Posted by E. Cartman (Member # 256) on :
Don't you guys get, like, 6 billion channels on cable alone? There's bound to be at least ONE educative documentary (complete with voluntary censoring of the more sensitive anatomic areas) on mating habits, or something. But, I'm sure you're even wealthier than you already were for watching that adaptation.
[ September 06, 2002, 00:30: Message edited by: E. Cartman ]
Posted by Captain-class, Mike-variant (Member # 709) on :
well, it was a rare occasion where my stepmother was not beig openly hostile, probably since my brother wasnt there, and it was her TV.. chancging the channel like i still lived there has been the source of open warfare in the past.
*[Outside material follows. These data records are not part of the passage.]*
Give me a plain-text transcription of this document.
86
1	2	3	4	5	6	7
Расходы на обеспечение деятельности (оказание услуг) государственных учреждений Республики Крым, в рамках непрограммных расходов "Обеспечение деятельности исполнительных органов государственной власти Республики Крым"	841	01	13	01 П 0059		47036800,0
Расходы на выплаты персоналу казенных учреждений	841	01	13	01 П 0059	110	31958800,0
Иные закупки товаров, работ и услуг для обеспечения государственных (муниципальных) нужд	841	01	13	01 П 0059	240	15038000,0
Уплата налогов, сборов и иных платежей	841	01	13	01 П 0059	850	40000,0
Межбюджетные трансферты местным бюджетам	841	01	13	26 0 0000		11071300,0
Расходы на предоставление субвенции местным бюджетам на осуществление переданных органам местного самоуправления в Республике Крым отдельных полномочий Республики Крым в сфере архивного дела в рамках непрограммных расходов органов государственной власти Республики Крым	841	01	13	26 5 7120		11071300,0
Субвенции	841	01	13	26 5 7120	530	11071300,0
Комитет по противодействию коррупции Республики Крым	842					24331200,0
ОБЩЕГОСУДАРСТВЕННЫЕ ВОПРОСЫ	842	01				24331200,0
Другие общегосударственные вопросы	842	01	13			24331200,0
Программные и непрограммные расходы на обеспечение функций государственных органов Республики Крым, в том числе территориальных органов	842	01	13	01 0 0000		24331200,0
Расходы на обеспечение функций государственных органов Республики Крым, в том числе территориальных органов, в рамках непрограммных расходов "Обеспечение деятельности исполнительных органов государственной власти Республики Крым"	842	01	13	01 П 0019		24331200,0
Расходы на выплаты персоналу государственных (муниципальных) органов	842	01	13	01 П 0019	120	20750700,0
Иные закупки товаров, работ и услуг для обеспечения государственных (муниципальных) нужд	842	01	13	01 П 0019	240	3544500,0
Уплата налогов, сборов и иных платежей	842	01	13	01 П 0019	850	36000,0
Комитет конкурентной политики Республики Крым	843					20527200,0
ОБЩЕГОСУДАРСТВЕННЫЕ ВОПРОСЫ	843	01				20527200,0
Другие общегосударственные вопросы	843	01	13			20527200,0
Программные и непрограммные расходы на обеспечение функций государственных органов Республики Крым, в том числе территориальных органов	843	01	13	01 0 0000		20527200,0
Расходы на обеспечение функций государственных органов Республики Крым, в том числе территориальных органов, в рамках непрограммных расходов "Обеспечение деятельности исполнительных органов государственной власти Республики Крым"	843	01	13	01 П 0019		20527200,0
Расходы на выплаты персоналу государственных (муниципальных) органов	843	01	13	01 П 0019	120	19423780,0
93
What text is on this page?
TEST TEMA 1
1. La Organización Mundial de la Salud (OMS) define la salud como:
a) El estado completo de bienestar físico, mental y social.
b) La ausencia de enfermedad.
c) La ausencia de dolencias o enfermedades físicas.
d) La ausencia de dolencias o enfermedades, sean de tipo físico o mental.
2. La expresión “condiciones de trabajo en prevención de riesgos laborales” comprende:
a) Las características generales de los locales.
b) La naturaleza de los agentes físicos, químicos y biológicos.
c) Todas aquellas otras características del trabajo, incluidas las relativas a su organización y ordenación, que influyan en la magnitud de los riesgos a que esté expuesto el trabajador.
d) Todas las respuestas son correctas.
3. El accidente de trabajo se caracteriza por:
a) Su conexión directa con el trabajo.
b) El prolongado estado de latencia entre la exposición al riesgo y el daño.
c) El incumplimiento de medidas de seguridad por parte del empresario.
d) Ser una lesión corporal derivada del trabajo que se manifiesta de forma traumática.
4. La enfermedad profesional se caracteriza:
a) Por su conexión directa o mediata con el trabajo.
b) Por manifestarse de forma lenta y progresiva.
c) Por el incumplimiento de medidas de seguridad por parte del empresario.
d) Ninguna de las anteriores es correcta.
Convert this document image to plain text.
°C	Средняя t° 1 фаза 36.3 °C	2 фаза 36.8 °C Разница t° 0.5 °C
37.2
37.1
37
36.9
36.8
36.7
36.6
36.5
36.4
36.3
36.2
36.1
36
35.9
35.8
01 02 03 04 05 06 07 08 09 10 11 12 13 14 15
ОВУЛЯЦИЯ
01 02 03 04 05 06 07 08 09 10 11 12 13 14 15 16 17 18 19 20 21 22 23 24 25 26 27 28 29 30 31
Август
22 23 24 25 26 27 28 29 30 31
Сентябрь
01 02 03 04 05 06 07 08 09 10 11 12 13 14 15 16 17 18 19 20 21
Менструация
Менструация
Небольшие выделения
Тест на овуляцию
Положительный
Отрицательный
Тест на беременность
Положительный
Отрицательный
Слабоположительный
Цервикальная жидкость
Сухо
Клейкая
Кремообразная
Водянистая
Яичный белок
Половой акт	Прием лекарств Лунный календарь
it begs the question of why the hell ive never been able to enjoy cable for more than three months in my life. when i visited RI for the summers and stayed with my dad and her, id have cable but not be allowed to watch it often. then i went for another decade without cable after those two or three fateful summers, to have my parents get a satellite RIGHT BEFORE I MOVE OUT. ultimate slap in the face. my whole childhood, deprived of music videos except when a friend taped them for me, no beavis & butthead likewise, or cartoon network, or nick at nite. I was forced to READ BOOKS. grr. now i'm smarter than the rest of the kids my age, and know nothing of their music awards! and as such have no common ground with which to base a stable relationship! all my sufferings, to this one cause!
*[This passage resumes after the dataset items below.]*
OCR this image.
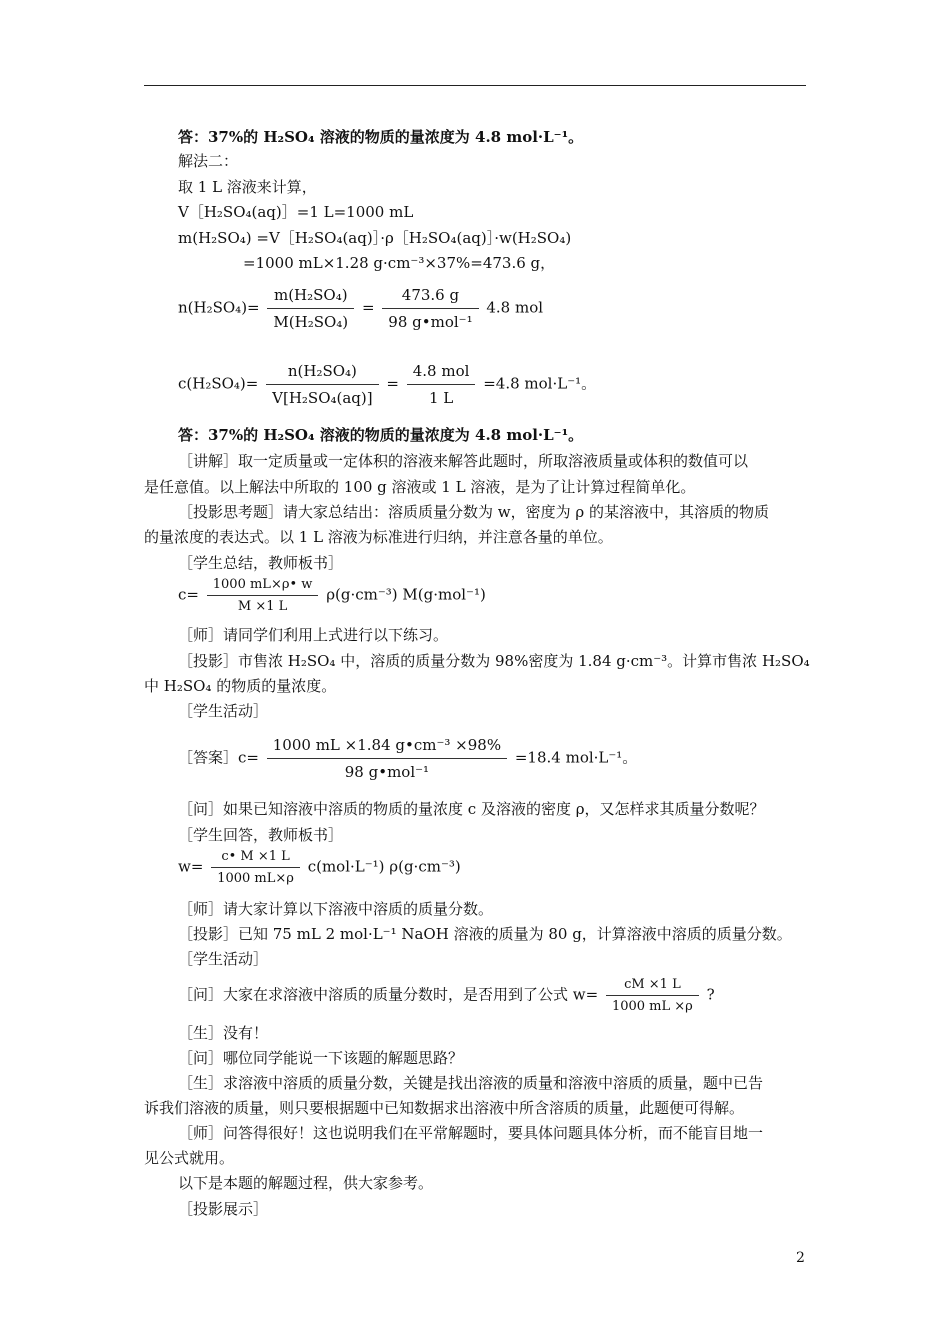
答：37%的 H₂SO₄ 溶液的物质的量浓度为 4.8 mol·L⁻¹。
解法二：
取 1 L 溶液来计算，
V［H₂SO₄(aq)］=1 L=1000 mL
m(H₂SO₄) =V［H₂SO₄(aq)］·ρ［H₂SO₄(aq)］·w(H₂SO₄)
=1000 mL×1.28 g·cm⁻³×37%=473.6 g，
$n(H_2SO_4)= \frac{\text{m(H₂SO₄)}}{\text{M(H₂SO₄)}} = \frac{473.6 g}{\text{98 g•mol⁻¹}} 4.8$ mol
$c(H_2SO_4)= \frac{\text{n(H₂SO₄)}}{\text{V[H₂SO₄(aq)]}} = \frac{\text{4.8 mol}}{1 L} =4.8$ mol·L⁻¹。
答：37%的 H₂SO₄ 溶液的物质的量浓度为 4.8 mol·L⁻¹。
［讲解］取一定质量或一定体积的溶液来解答此题时，所取溶液质量或体积的数值可以
是任意值。以上解法中所取的 100 g 溶液或 1 L 溶液，是为了让计算过程简单化。
［投影思考题］请大家总结出：溶质质量分数为 w，密度为 ρ 的某溶液中，其溶质的物质
的量浓度的表达式。以 1 L 溶液为标准进行归纳，并注意各量的单位。
［学生总结，教师板书］
$c= \frac{1000 mL\times\rho• w}{M \times 1 L} \rho(g\cdot cm^{-3})$ M(g·mol⁻¹)
［师］请同学们利用上式进行以下练习。
［投影］市售浓 H₂SO₄ 中，溶质的质量分数为 98%密度为 1.84 g·cm⁻³。计算市售浓 H₂SO₄
中 H₂SO₄ 的物质的量浓度。
［学生活动］
［答案］c= $\frac{\text{1000 mL ×1.84 g•cm⁻³ ×98\%}}{\text{98 g•mol⁻¹}} =18.4$ mol·L⁻¹。
［问］如果已知溶液中溶质的物质的量浓度 c 及溶液的密度 ρ，又怎样求其质量分数呢？
［学生回答，教师板书］
$w= \frac{c• M \times 1 L}{1000 mL\times\rho} c(mol\cdot L^{-1})$ ρ(g·cm⁻³)
［师］请大家计算以下溶液中溶质的质量分数。
［投影］已知 75 mL 2 mol·L⁻¹ NaOH 溶液的质量为 80 g，计算溶液中溶质的质量分数。
［学生活动］
［问］大家在求溶液中溶质的质量分数时，是否用到了公式 $w= \frac{cM \times 1 L}{1000 mL \times\rho}$ ?
［生］没有！
［问］哪位同学能说一下该题的解题思路？
［生］求溶液中溶质的质量分数，关键是找出溶液的质量和溶液中溶质的质量，题中已告
诉我们溶液的质量，则只要根据题中已知数据求出溶液中所含溶质的质量，此题便可得解。
［师］问答得很好！这也说明我们在平常解题时，要具体问题具体分析，而不能盲目地一
见公式就用。
以下是本题的解题过程，供大家参考。
［投影展示］
2
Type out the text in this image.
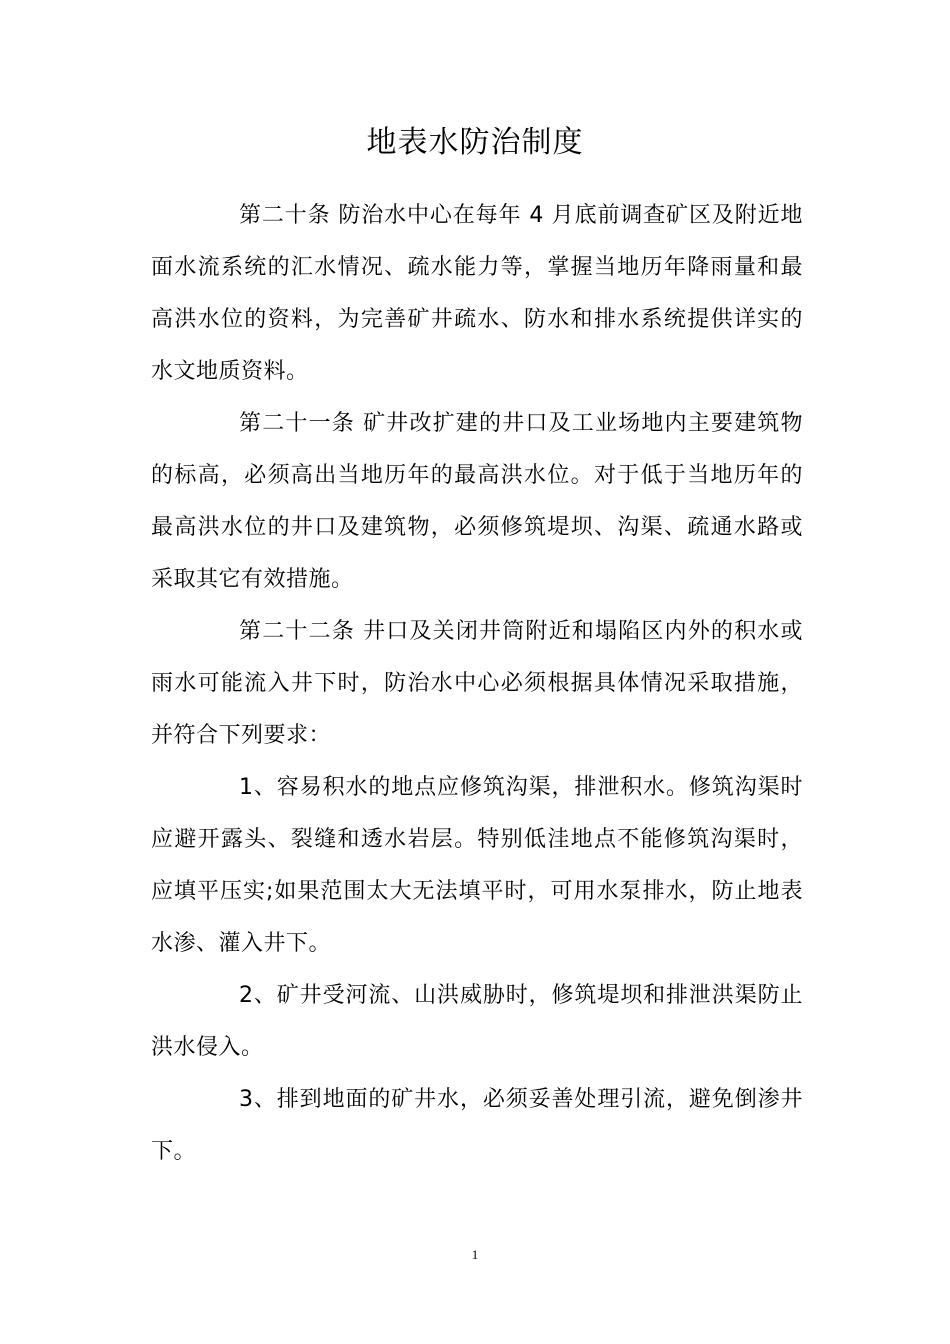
地表水防治制度

第二十条 防治水中心在每年 4 月底前调查矿区及附近地面水流系统的汇水情况、疏水能力等，掌握当地历年降雨量和最高洪水位的资料，为完善矿井疏水、防水和排水系统提供详实的水文地质资料。

第二十一条 矿井改扩建的井口及工业场地内主要建筑物的标高，必须高出当地历年的最高洪水位。对于低于当地历年的最高洪水位的井口及建筑物，必须修筑堤坝、沟渠、疏通水路或采取其它有效措施。

第二十二条 井口及关闭井筒附近和塌陷区内外的积水或雨水可能流入井下时，防治水中心必须根据具体情况采取措施，并符合下列要求：

1、容易积水的地点应修筑沟渠，排泄积水。修筑沟渠时应避开露头、裂缝和透水岩层。特别低洼地点不能修筑沟渠时，应填平压实;如果范围太大无法填平时，可用水泵排水，防止地表水渗、灌入井下。

2、矿井受河流、山洪威胁时，修筑堤坝和排泄洪渠防止洪水侵入。

3、排到地面的矿井水，必须妥善处理引流，避免倒渗井下。

1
Posted by TSN (Member # 31) on :
"Books about relationships are just soooo inferior to war and horror and sci-fi topics. ... Not that we don't fantasize about these things [sex] but writing them down is just sick and unacceptable because we all subscribe to Christian repression of sex whether we're Christian or not."
Erm... Have you ever actually read a sci-fi book? They all have fornication in them. All of them. And, if they have the words "by Robert A. Heinlein" on the cover, you're in for even more of a treat.
Posted by Omega (Member # 91) on :
All of them? 2001? Foundation? The Caves of Steel?
Posted by TSN (Member # 31) on :
Obviously, I was hyperbolizing. Though just barely. And Foundation was pretty boring, anyway, so what can you expect?
Posted by Thoughtcancer (Member # 480) on :
I don't think Issac Asimov expected there to be sex in the future.
Posted by Sol System (Member # 30) on :
The Gods Themselves.
Posted by PsyLiam (Member # 73) on :
You listed Foundation as boring in a list that included 2001? I might have found a cure for my insomnia...
quote: the music was done by Dennis McCarthy, and did include snippets of what would later become the Voyager theme.
Which is great, especially since Jerry Goldsmith wrote the Voyager theme.
Posted by TSN (Member # 31) on :
I didn't find 2001 boring. This is the book we're talking about, of course, not the movie. The movie was mediocre by comparison.
Posted by Obi Juan (Member # 90) on :
Not if you were on two or three doses while watching, which most of the audiences were at the time of its release.
Posted by E. Cartman (Member # 256) on :
Well, yeah, that's roughly what it takes to make Kubrick watchable.